Actually, photovoltaic solar panels work more efficiently when cold, heat makes them less efficient. I've read.
When can I buy them?? I've been reading about roof tile panels for ages, but I've never seen on win real life.
Maybe because the ones demonstrated by Elon Musk were made by an LA prop shop and never existed.
or, you know, you can just put them somewhere else and use cables to transport electricity to the house, like it was done the last 100 years.
Instructions unclear, bulldozed public spaces to build a parking lot with a solar roof over it.
Will try again with nearby farmland.
On my way to buy a plot of land to save on energy bills 🚄
fun fact: buying a plot of land and building solar panels there is cheaper than building solar panels on the roof, if you do it large-scale. like 1 MW each. even though you use extra land area. the reason is mostly how costly it is to climb on roofs and do construction work there.

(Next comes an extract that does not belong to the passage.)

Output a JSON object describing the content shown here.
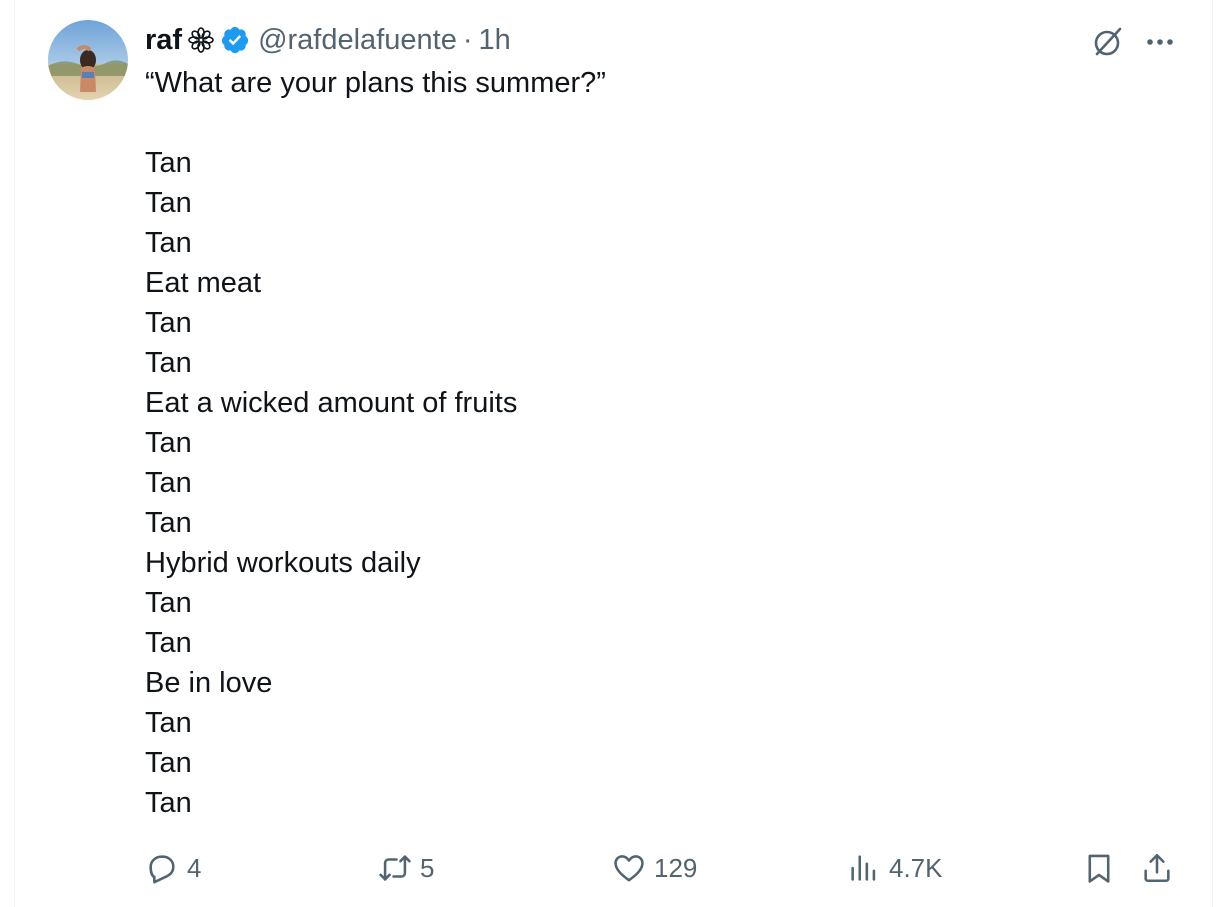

Have you ever been on a hot roof in summer? At least this puts that necessary but otherwise unused surface area to use.
Yeah, but they aren't doing that very fast. So gotta buy my own.
Still a great piece of tech. I think decentralizing power generation is better for both land use and for the individual.
These panels will be nice for areas with strict architectural laws
20% is what standard photovoltaics were doing a decade ago. I cannot wait until these are standard on all roofs in a few decades.
Edit: Yes I know the title is misleading, I'm saying these colored roof tiles are performing on par with the setup many Americans installed 10 years ago at the height if the subsidies.
It's 95% of regular panels, so it's 5% worse.
I would go with regular panels in that case, unless they are shaped like tiles and can provide better coverage of the roof. 5% efficiency drop but 15% coverage increase could be worth it. But I expect install costs would be quite a bit higher
They still are, on average. This headline is just poorly worded or outright misleading.
Imagine this + electric cars working as grid storage.